Vu les faits suivants:
A. Robert Geissler est titulaire au lieu-dit "La St-Cergue" d'un droit de superficie distinct et permanent immatriculé sous no 1112 et grevant la parcelle no 349, propriété de la Commune de St-Cergue. Ce bien-fonds supporte un chalet et un réduit (no ECA 1042 A et 1042 B). Il est contigu, à l'est, du droit de superficie distinct et permanent no 804 dont dispose Serge Cattin sur la même parcelle communale et qui supporte également un chalet (no ECA 685), ainsi qu'un garage souterrain.
B. La construction du chalet de Robert Geissler a été mise à l'enquête publique du 15 au 25 mars 1985. Elle n'a fait l'objet d'aucune opposition ni observation, et le permis de construire a été délivré le 23 avril 1985. La Municipalité de St-Cergue a ultérieurement autorisé, sans nouvelle enquête publique, un changement d'implantation (décision du 3 juillet 1985), puis diverses modifications apportées aux plans initiaux (décision du 13 mai 1986). Le 28 avril 1987 M. Geissler a en outre requis de la municipalité l'autorisation d'ériger sur les limites est et sud de sa parcelle une clôture en bois surmontant un mur constitué d'éléments préfabriqués en ciment, eux-mêmes posés sur une semelle en béton. Selon les croquis joints à la demande, ce mur, qui dépasse d'environ un mètre le niveau du terrain naturel dans la partie sud de la parcelle, était destiné à soutenir un remblai permettant l'aménagement d'une terrasse. La municipalité a donné son accord le 14 mai 1987, sans enquête publique.

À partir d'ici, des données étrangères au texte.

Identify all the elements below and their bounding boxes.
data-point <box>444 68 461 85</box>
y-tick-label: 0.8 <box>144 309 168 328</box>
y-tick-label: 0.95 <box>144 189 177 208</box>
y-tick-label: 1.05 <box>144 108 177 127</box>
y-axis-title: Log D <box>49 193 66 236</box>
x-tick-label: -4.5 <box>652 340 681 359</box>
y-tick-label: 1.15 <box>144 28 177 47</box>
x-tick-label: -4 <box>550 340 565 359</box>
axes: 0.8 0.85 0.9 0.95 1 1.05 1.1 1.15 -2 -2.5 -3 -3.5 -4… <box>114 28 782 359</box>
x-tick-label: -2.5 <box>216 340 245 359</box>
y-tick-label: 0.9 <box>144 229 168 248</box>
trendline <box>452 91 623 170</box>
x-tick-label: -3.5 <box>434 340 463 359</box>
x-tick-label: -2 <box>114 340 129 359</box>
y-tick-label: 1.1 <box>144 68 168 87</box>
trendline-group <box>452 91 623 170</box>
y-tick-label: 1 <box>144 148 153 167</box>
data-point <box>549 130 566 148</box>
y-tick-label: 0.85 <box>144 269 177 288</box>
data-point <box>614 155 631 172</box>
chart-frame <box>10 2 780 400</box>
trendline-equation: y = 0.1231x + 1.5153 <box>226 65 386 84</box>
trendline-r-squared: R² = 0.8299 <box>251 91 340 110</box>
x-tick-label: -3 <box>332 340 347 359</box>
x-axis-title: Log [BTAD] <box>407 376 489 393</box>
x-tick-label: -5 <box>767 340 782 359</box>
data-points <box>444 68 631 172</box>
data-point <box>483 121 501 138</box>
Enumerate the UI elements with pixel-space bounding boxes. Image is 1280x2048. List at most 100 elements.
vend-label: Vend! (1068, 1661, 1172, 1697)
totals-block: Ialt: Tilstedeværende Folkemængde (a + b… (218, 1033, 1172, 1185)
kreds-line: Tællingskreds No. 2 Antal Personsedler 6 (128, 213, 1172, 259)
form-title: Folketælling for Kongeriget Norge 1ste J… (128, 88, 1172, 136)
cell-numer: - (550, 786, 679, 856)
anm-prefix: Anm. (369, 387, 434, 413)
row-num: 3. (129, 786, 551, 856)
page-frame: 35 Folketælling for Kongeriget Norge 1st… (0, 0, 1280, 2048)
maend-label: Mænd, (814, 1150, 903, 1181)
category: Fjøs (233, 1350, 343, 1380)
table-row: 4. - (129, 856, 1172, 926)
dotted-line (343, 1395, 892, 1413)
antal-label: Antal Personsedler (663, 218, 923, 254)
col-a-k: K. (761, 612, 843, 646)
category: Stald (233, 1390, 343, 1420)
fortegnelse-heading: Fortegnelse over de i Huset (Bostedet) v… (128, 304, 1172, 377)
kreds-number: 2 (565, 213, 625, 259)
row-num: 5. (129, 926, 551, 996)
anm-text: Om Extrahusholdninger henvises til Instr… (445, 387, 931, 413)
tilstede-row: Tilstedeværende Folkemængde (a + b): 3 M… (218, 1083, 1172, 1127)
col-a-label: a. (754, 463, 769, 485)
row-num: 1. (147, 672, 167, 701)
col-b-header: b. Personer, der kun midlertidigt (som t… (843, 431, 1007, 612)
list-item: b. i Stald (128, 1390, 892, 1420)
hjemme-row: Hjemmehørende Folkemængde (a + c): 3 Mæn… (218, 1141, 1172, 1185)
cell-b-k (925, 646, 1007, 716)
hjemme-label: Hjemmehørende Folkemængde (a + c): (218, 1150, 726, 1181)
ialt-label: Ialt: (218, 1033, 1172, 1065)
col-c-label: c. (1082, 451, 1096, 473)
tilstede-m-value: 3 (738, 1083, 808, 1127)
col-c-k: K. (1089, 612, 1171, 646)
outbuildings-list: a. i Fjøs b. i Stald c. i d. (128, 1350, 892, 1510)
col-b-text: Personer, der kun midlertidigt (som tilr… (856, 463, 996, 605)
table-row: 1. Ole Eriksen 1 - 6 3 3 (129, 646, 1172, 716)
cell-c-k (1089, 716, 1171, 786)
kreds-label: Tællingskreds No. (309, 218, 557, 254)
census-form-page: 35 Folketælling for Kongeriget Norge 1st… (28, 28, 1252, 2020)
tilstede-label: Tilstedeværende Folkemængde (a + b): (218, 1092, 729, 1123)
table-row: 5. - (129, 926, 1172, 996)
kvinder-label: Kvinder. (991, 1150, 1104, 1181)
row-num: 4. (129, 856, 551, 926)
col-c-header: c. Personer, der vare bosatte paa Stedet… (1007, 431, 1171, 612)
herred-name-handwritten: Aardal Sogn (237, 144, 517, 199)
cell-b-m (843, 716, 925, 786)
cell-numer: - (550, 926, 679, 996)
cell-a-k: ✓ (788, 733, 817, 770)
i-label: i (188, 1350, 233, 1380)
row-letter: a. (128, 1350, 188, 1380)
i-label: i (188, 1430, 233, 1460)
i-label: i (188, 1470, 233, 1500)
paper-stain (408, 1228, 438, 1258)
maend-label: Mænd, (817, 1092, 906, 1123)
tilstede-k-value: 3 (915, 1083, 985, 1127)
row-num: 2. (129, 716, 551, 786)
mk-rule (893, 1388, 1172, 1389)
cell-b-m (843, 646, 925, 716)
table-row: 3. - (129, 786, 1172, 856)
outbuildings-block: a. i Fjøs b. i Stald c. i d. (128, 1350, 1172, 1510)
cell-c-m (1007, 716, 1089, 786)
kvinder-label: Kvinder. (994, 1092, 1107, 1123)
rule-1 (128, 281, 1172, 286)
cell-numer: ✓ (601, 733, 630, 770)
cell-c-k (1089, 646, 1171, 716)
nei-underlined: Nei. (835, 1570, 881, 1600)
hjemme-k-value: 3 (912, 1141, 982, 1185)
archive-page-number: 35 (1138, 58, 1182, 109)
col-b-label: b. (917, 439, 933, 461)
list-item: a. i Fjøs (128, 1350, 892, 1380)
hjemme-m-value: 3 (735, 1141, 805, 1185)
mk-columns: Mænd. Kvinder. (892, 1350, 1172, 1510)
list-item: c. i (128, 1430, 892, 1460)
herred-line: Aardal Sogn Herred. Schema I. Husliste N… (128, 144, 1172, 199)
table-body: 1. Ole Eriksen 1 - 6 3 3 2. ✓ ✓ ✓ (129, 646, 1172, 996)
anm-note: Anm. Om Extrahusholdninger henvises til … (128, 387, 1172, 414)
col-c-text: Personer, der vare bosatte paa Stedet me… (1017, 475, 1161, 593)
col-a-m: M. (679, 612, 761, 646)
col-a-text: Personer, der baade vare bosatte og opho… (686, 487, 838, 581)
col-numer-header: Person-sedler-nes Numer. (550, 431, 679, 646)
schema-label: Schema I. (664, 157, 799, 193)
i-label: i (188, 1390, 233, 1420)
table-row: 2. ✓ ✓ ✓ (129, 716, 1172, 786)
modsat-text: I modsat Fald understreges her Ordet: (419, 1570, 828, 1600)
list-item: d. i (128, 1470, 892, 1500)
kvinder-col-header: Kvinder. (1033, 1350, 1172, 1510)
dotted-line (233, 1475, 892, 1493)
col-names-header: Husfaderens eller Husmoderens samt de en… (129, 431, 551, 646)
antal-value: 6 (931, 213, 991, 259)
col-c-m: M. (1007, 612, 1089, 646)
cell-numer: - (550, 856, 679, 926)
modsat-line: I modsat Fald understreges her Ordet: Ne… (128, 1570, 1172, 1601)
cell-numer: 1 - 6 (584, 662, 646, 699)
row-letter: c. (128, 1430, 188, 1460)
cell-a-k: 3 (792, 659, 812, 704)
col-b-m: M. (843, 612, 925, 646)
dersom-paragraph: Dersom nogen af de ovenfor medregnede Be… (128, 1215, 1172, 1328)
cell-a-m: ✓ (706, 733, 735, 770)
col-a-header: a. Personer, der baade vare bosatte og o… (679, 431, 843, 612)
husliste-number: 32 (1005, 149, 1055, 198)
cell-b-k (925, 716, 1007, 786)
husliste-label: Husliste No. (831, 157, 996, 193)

Selon les déclarations concordantes des parties, l'ensemble des travaux ont été entrepris en 1987 et étaient achevés au plus tard en 1989. M. Geissler habite le chalet depuis cette époque. Selon la municipalité, les ouvrages exécutés sont conformes aux autorisations données; toutefois le permis d'habiter n'a jamais été formellement délivré.
C. Robert Geissler et son voisin Serge Cattin sont en litige depuis 1987 au moins. Le 1er novembre 1990, M. Geissler est intervenu auprès de la municipalité pour qu'elle oblige M. Cattin à supprimer une palissade édifiée sur sa parcelle no 804 et prétendument non conforme aux prescriptions légales. La municipalité ayant refusé de donner suite à cette requête, M. Geissler a recouru au Tribunal administratif le 23 avril 1992. Dans le cadre de l'instruction de ce recours, enregistré sous la référence AC 92/0152, la municipalité a produit diverses pièces dont certaines concernent également le mur et la clôture édifiés par M. Geissler sur sa propre parcelle. Ces pièces ont été versées au dossier de la présente cause.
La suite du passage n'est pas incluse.